Okay so, it all started with a children’s cartoon.
In December, the BBC released on YouTube an old animated video about life in Roman Britain, which featured a family with a dark-skinned father. This depiction recently caught the ire of an Infowars editor, who tweeted, “Thank God the BBC is portraying Roman Britain as ethnically diverse. I mean, who cares about historical accuracy, right?”
To which Mary Beard—best known as a classicist at Cambridge, and more recently known for taking on internet trolls—replied, “this is indeed pretty accurate, there's plenty of firm evidence for ethnic diversity in Roman Britain.” To which Nassim Nicholas Taleb—best-known for railing about epistemic arrogance in The Black Swan, and recently known for arguing on Twitter—replied:
Historians believe their own BS. Where did the subsaharan genes evaporate?

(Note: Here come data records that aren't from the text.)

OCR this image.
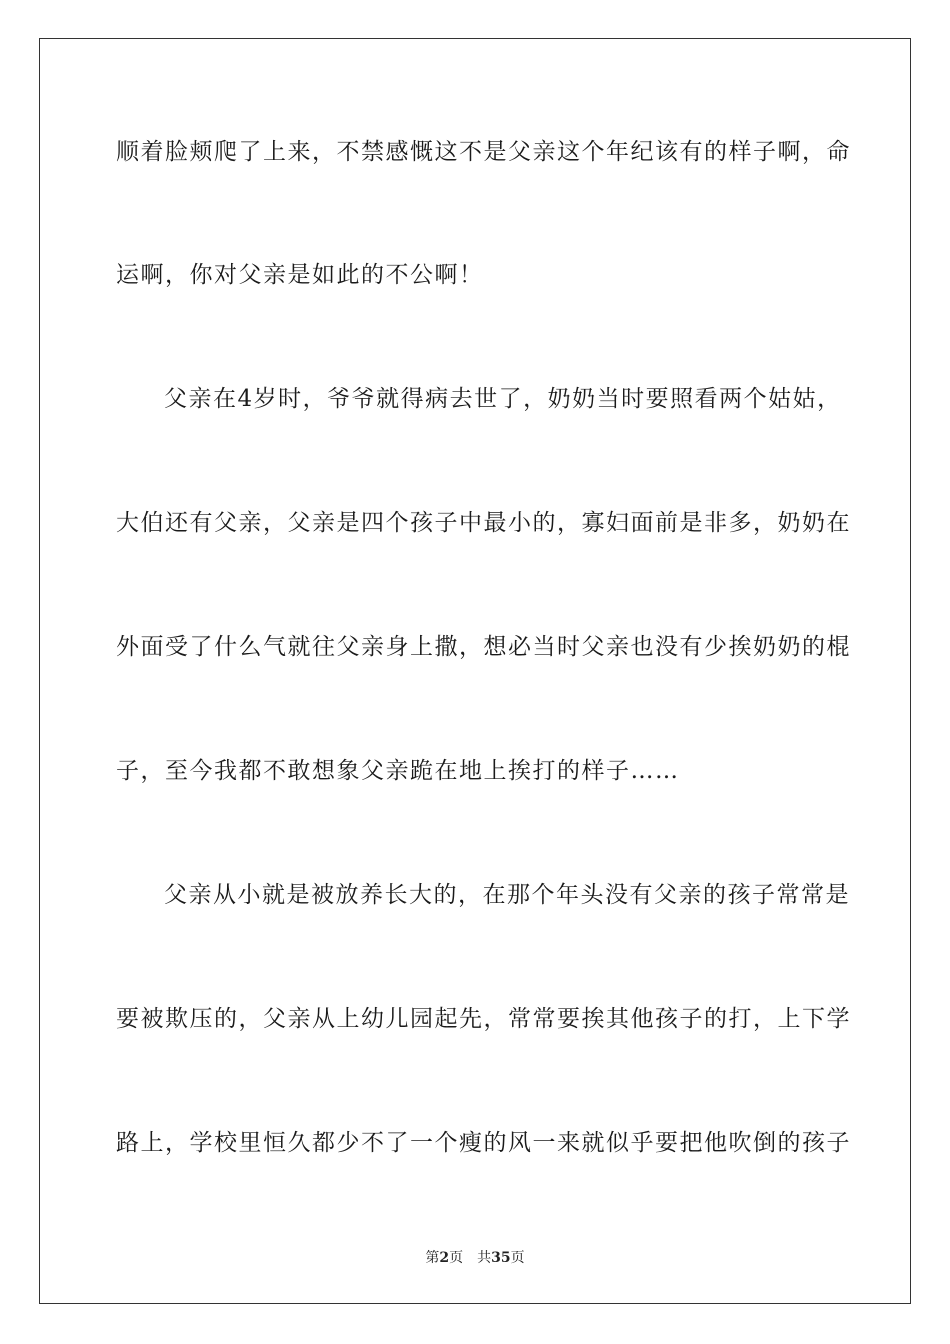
顺着脸颊爬了上来，不禁感慨这不是父亲这个年纪该有的样子啊，命
运啊，你对父亲是如此的不公啊！
父亲在4岁时，爷爷就得病去世了，奶奶当时要照看两个姑姑，
大伯还有父亲，父亲是四个孩子中最小的，寡妇面前是非多，奶奶在
外面受了什么气就往父亲身上撒，想必当时父亲也没有少挨奶奶的棍
子，至今我都不敢想象父亲跪在地上挨打的样子……
父亲从小就是被放养长大的，在那个年头没有父亲的孩子常常是
要被欺压的，父亲从上幼儿园起先，常常要挨其他孩子的打，上下学
路上，学校里恒久都少不了一个瘦的风一来就似乎要把他吹倒的孩子
第2页 共35页
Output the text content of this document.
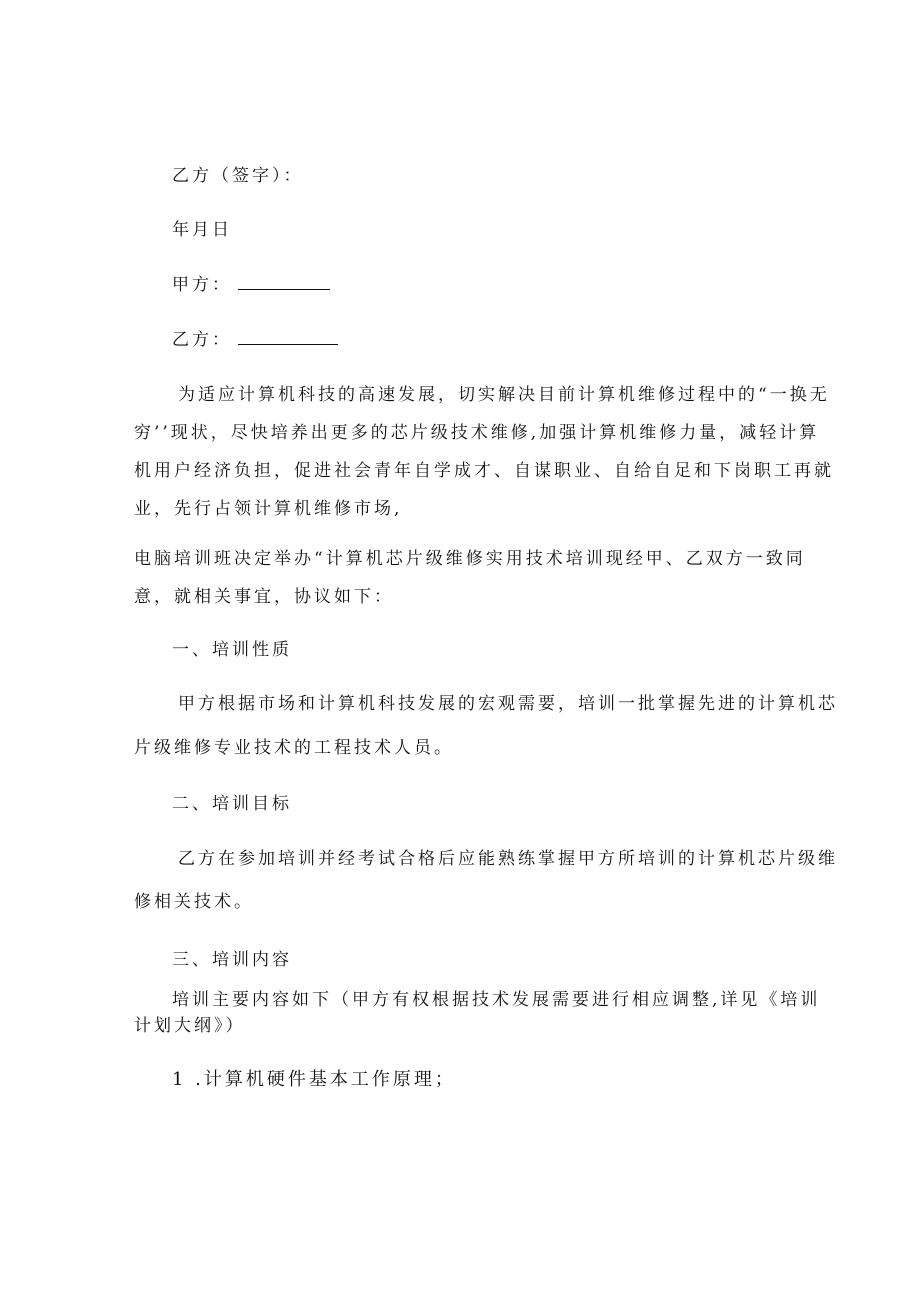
乙方（签字）：

年月日

甲方：
乙方：

为适应计算机科技的高速发展，切实解决目前计算机维修过程中的“一换无

穷’’现状，尽快培养出更多的芯片级技术维修,加强计算机维修力量，减轻计算

机用户经济负担，促进社会青年自学成才、自谋职业、自给自足和下岗职工再就

业，先行占领计算机维修市场,

电脑培训班决定举办“计算机芯片级维修实用技术培训现经甲、乙双方一致同

意，就相关事宜，协议如下：

一、培训性质

甲方根据市场和计算机科技发展的宏观需要，培训一批掌握先进的计算机芯

片级维修专业技术的工程技术人员。

二、培训目标

乙方在参加培训并经考试合格后应能熟练掌握甲方所培训的计算机芯片级维

修相关技术。

三、培训内容

培训主要内容如下（甲方有权根据技术发展需要进行相应调整,详见《培训

计划大纲》）

1 .计算机硬件基本工作原理；
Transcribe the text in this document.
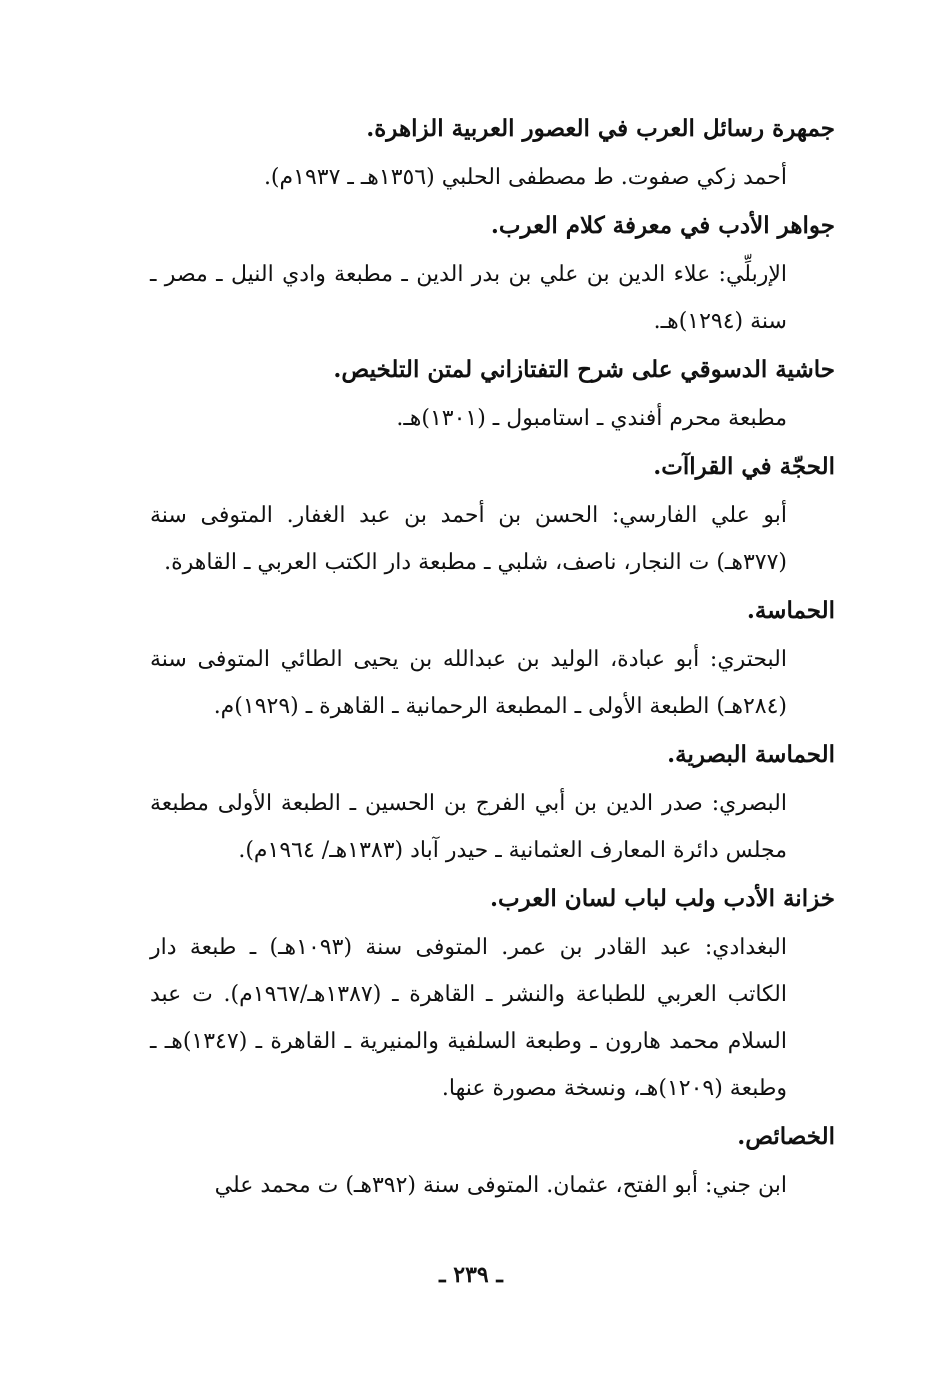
جمهرة رسائل العرب في العصور العربية الزاهرة.
أحمد زكي صفوت. ط مصطفى الحلبي (١٣٥٦هـ ـ ١٩٣٧م).
جواهر الأدب في معرفة كلام العرب.
الإربلِّي: علاء الدين بن علي بن بدر الدين ـ مطبعة وادي النيل ـ مصر ـ سنة (١٢٩٤)هـ.
حاشية الدسوقي على شرح التفتازاني لمتن التلخيص.
مطبعة محرم أفندي ـ استامبول ـ (١٣٠١)هـ.
الحجّة في القراآت.
أبو علي الفارسي: الحسن بن أحمد بن عبد الغفار. المتوفى سنة (٣٧٧هـ) ت النجار، ناصف، شلبي ـ مطبعة دار الكتب العربي ـ القاهرة.
الحماسة.
البحتري: أبو عبادة، الوليد بن عبدالله بن يحيى الطائي المتوفى سنة (٢٨٤هـ) الطبعة الأولى ـ المطبعة الرحمانية ـ القاهرة ـ (١٩٢٩)م.
الحماسة البصرية.
البصري: صدر الدين بن أبي الفرج بن الحسين ـ الطبعة الأولى مطبعة مجلس دائرة المعارف العثمانية ـ حيدر آباد (١٣٨٣هـ/ ١٩٦٤م).
خزانة الأدب ولب لباب لسان العرب.
البغدادي: عبد القادر بن عمر. المتوفى سنة (١٠٩٣هـ) ـ طبعة دار الكاتب العربي للطباعة والنشر ـ القاهرة ـ (١٣٨٧هـ/١٩٦٧م). ت عبد السلام محمد هارون ـ وطبعة السلفية والمنيرية ـ القاهرة ـ (١٣٤٧)هـ ـ وطبعة (١٢٠٩)هـ، ونسخة مصورة عنها.
الخصائص.
ابن جني: أبو الفتح، عثمان. المتوفى سنة (٣٩٢هـ) ت محمد علي
ـ ٢٣٩ ـ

NorthAfricans were lightskinned.
— NassimNicholasTaleb (@nntaleb) August 2, 2017
Only “Aethiopians”, even then https://t.co/e9ruWqnZpl
Taleb went on to tweet several charts of DNA variation among modern Europeans that he presented as “data” as opposed to Beard’s “anecdotal reasoning.” And so Taleb and Beard went back and forth, back and forth.
Oh how quickly the conversation jumped from children’s cartoon to Infowars rant to genetics. Having completed a close reading of the entire thread—you’re welcome—I think the most charitable interpretation is a classic Twitter case of arguing past one another. Beard is saying there were indeed dark-skinned people in Roman Britain. Taleb cries BS: A mixed family was not typical of the time. Those positions are not inconsistent. We each have hills to die on, I suppose.